ECLI:NL:RBDHA:2018:14767
Rechtbank Den Haag
- Voorlopige voorziening+bodemzaak
- Rechtspraak.nl
Afwijzing asielaanvragen en overdracht aan Duitsland
In deze zaak heeft de Rechtbank Den Haag op 29 november 2018 uitspraak gedaan in drie samenhangende asielzaken van Moldavische eisers. De staatssecretaris van Justitie en Veiligheid was verweerder in deze procedure. De eisers hadden aanvragen ingediend voor een verblijfsvergunning asiel voor bepaalde tijd, maar deze aanvragen werden door de staatssecretaris niet in behandeling genomen. De reden hiervoor was dat Duitsland verantwoordelijk was voor de behandeling van de asielaanvragen, aangezien de eisers daar eerder asiel hadden aangevraagd en deze aanvragen waren afgewezen. Duitsland had ingestemd met de terugname van de eisers, wat de rechtbank als voldoende basis beschouwde om de aanvragen niet inhoudelijk te behandelen in Nederland.
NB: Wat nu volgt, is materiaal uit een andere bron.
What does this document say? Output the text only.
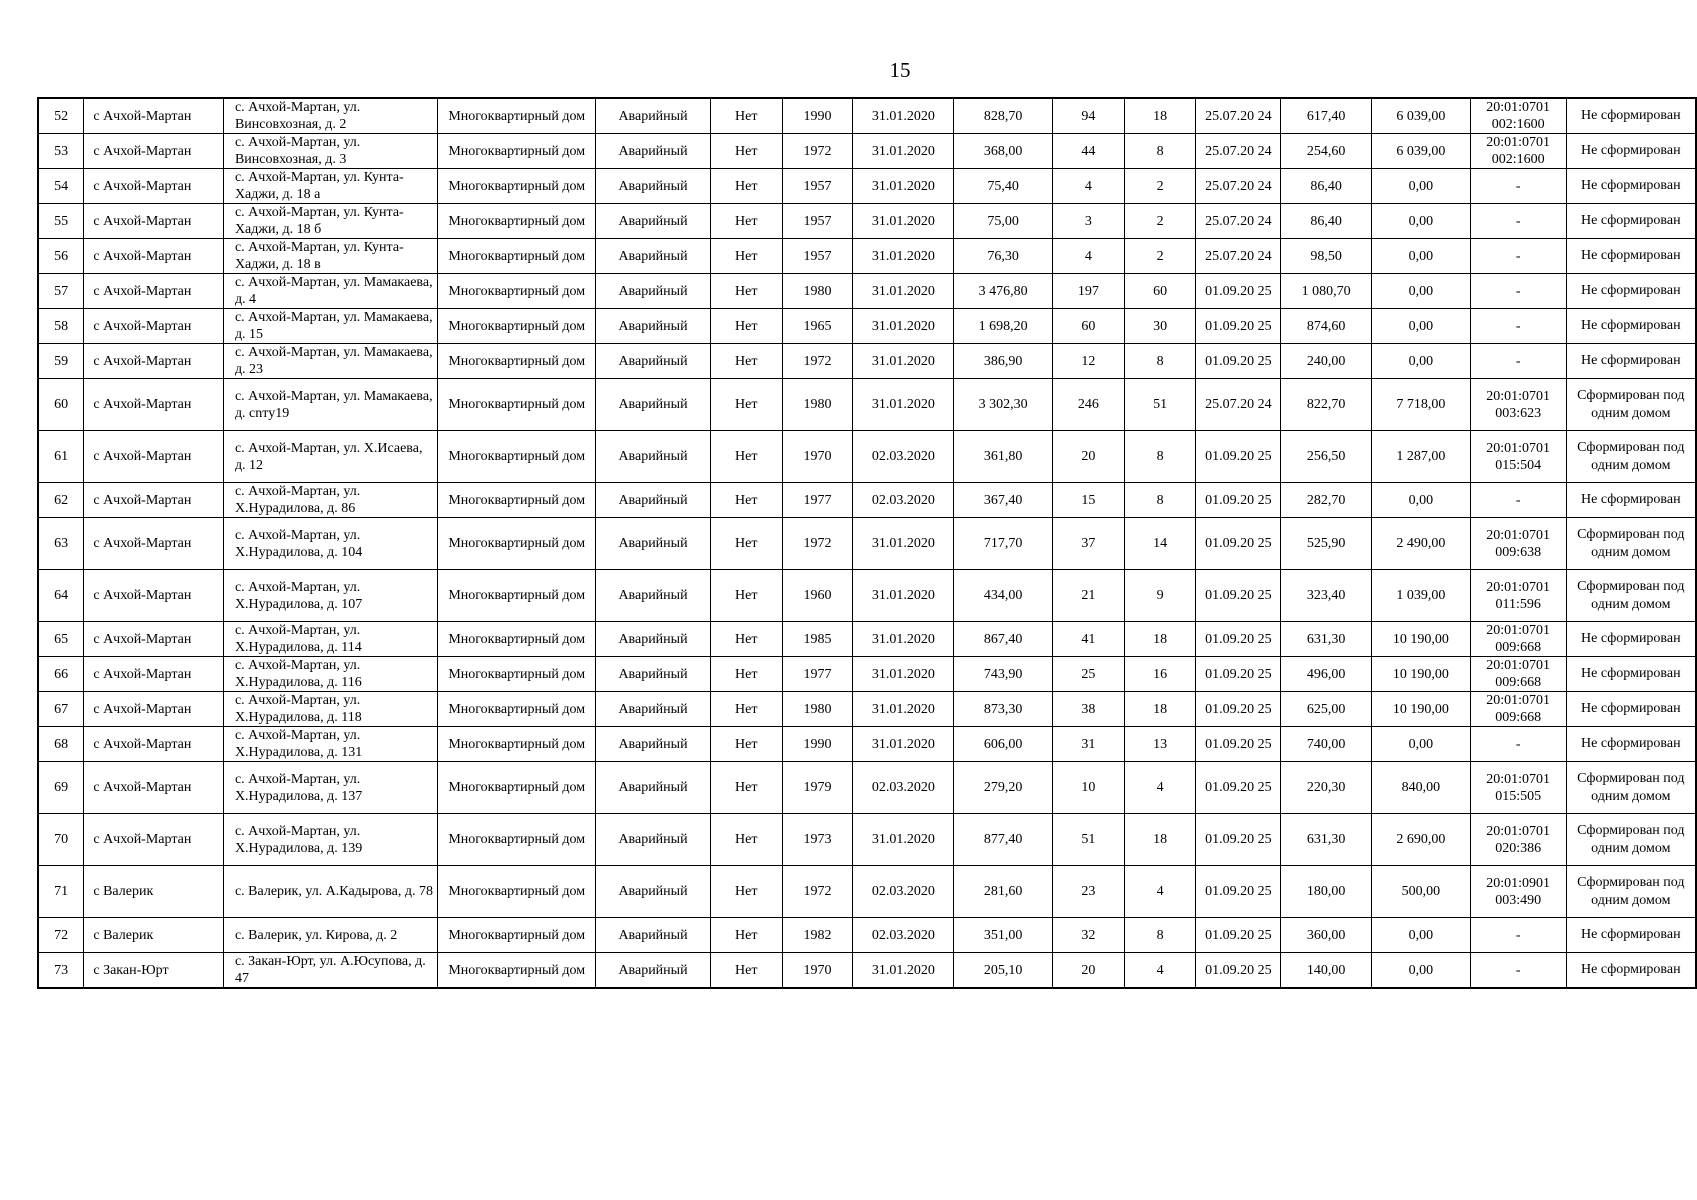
15
52	с Ачхой-Мартан	с. Ачхой-Мартан, ул. Винсовхозная, д. 2	Многоквартирный дом	Аварийный	Нет	1990	31.01.2020	828,70	94	18	25.07.20 24	617,40	6 039,00	20:01:0701 002:1600	Не сформирован
53	с Ачхой-Мартан	с. Ачхой-Мартан, ул. Винсовхозная, д. 3	Многоквартирный дом	Аварийный	Нет	1972	31.01.2020	368,00	44	8	25.07.20 24	254,60	6 039,00	20:01:0701 002:1600	Не сформирован
54	с Ачхой-Мартан	с. Ачхой-Мартан, ул. Кунта-Хаджи, д. 18 а	Многоквартирный дом	Аварийный	Нет	1957	31.01.2020	75,40	4	2	25.07.20 24	86,40	0,00	-	Не сформирован
55	с Ачхой-Мартан	с. Ачхой-Мартан, ул. Кунта-Хаджи, д. 18 б	Многоквартирный дом	Аварийный	Нет	1957	31.01.2020	75,00	3	2	25.07.20 24	86,40	0,00	-	Не сформирован
56	с Ачхой-Мартан	с. Ачхой-Мартан, ул. Кунта-Хаджи, д. 18 в	Многоквартирный дом	Аварийный	Нет	1957	31.01.2020	76,30	4	2	25.07.20 24	98,50	0,00	-	Не сформирован
57	с Ачхой-Мартан	с. Ачхой-Мартан, ул. Мамакаева, д. 4	Многоквартирный дом	Аварийный	Нет	1980	31.01.2020	3 476,80	197	60	01.09.20 25	1 080,70	0,00	-	Не сформирован
58	с Ачхой-Мартан	с. Ачхой-Мартан, ул. Мамакаева, д. 15	Многоквартирный дом	Аварийный	Нет	1965	31.01.2020	1 698,20	60	30	01.09.20 25	874,60	0,00	-	Не сформирован
59	с Ачхой-Мартан	с. Ачхой-Мартан, ул. Мамакаева, д. 23	Многоквартирный дом	Аварийный	Нет	1972	31.01.2020	386,90	12	8	01.09.20 25	240,00	0,00	-	Не сформирован
60	с Ачхой-Мартан	с. Ачхой-Мартан, ул. Мамакаева, д. сnту19	Многоквартирный дом	Аварийный	Нет	1980	31.01.2020	3 302,30	246	51	25.07.20 24	822,70	7 718,00	20:01:0701 003:623	Сформирован под одним домом
61	с Ачхой-Мартан	с. Ачхой-Мартан, ул. Х.Исаева, д. 12	Многоквартирный дом	Аварийный	Нет	1970	02.03.2020	361,80	20	8	01.09.20 25	256,50	1 287,00	20:01:0701 015:504	Сформирован под одним домом
62	с Ачхой-Мартан	с. Ачхой-Мартан, ул. Х.Нурадилова, д. 86	Многоквартирный дом	Аварийный	Нет	1977	02.03.2020	367,40	15	8	01.09.20 25	282,70	0,00	-	Не сформирован
63	с Ачхой-Мартан	с. Ачхой-Мартан, ул. Х.Нурадилова, д. 104	Многоквартирный дом	Аварийный	Нет	1972	31.01.2020	717,70	37	14	01.09.20 25	525,90	2 490,00	20:01:0701 009:638	Сформирован под одним домом
64	с Ачхой-Мартан	с. Ачхой-Мартан, ул. Х.Нурадилова, д. 107	Многоквартирный дом	Аварийный	Нет	1960	31.01.2020	434,00	21	9	01.09.20 25	323,40	1 039,00	20:01:0701 011:596	Сформирован под одним домом
65	с Ачхой-Мартан	с. Ачхой-Мартан, ул. Х.Нурадилова, д. 114	Многоквартирный дом	Аварийный	Нет	1985	31.01.2020	867,40	41	18	01.09.20 25	631,30	10 190,00	20:01:0701 009:668	Не сформирован
66	с Ачхой-Мартан	с. Ачхой-Мартан, ул. Х.Нурадилова, д. 116	Многоквартирный дом	Аварийный	Нет	1977	31.01.2020	743,90	25	16	01.09.20 25	496,00	10 190,00	20:01:0701 009:668	Не сформирован
67	с Ачхой-Мартан	с. Ачхой-Мартан, ул. Х.Нурадилова, д. 118	Многоквартирный дом	Аварийный	Нет	1980	31.01.2020	873,30	38	18	01.09.20 25	625,00	10 190,00	20:01:0701 009:668	Не сформирован
68	с Ачхой-Мартан	с. Ачхой-Мартан, ул. Х.Нурадилова, д. 131	Многоквартирный дом	Аварийный	Нет	1990	31.01.2020	606,00	31	13	01.09.20 25	740,00	0,00	-	Не сформирован
69	с Ачхой-Мартан	с. Ачхой-Мартан, ул. Х.Нурадилова, д. 137	Многоквартирный дом	Аварийный	Нет	1979	02.03.2020	279,20	10	4	01.09.20 25	220,30	840,00	20:01:0701 015:505	Сформирован под одним домом
70	с Ачхой-Мартан	с. Ачхой-Мартан, ул. Х.Нурадилова, д. 139	Многоквартирный дом	Аварийный	Нет	1973	31.01.2020	877,40	51	18	01.09.20 25	631,30	2 690,00	20:01:0701 020:386	Сформирован под одним домом
71	с Валерик	с. Валерик, ул. А.Кадырова, д. 78	Многоквартирный дом	Аварийный	Нет	1972	02.03.2020	281,60	23	4	01.09.20 25	180,00	500,00	20:01:0901 003:490	Сформирован под одним домом
72	с Валерик	с. Валерик, ул. Кирова, д. 2	Многоквартирный дом	Аварийный	Нет	1982	02.03.2020	351,00	32	8	01.09.20 25	360,00	0,00	-	Не сформирован
73	с Закан-Юрт	с. Закан-Юрт, ул. А.Юсупова, д. 47	Многоквартирный дом	Аварийный	Нет	1970	31.01.2020	205,10	20	4	01.09.20 25	140,00	0,00	-	Не сформирован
De rechtbank overwoog dat de eisers niet konden aantonen dat hun asielaanvragen in Duitsland niet op een juiste manier behandeld zouden worden. De eisers voerden aan dat Duitsland hun asielclaim eerder niet had gehonoreerd en dat zij medische zorg nodig hadden die niet in Duitsland zou kunnen worden geboden. De rechtbank oordeelde echter dat Duitsland, op basis van de Europese asielrichtlijnen, verplicht was om medisch noodzakelijke zorg te bieden. De rechtbank concludeerde dat er geen reden was om de asielaanvragen in Nederland te behandelen en verklaarde de beroepen ongegrond.
De uitspraak werd openbaar gemaakt en de eisers kregen de mogelijkheid om binnen een week hoger beroep in te stellen bij de Afdeling bestuursrechtspraak van de Raad van State. De rechtbank wees ook op de mogelijkheid om een voorlopige voorziening te verzoeken bij de voorzieningenrechter van de hogerberoepsrechter. De beslissing werd genomen in aanwezigheid van de griffier, S.A.K. Kurvink, en is digitaal ondertekend.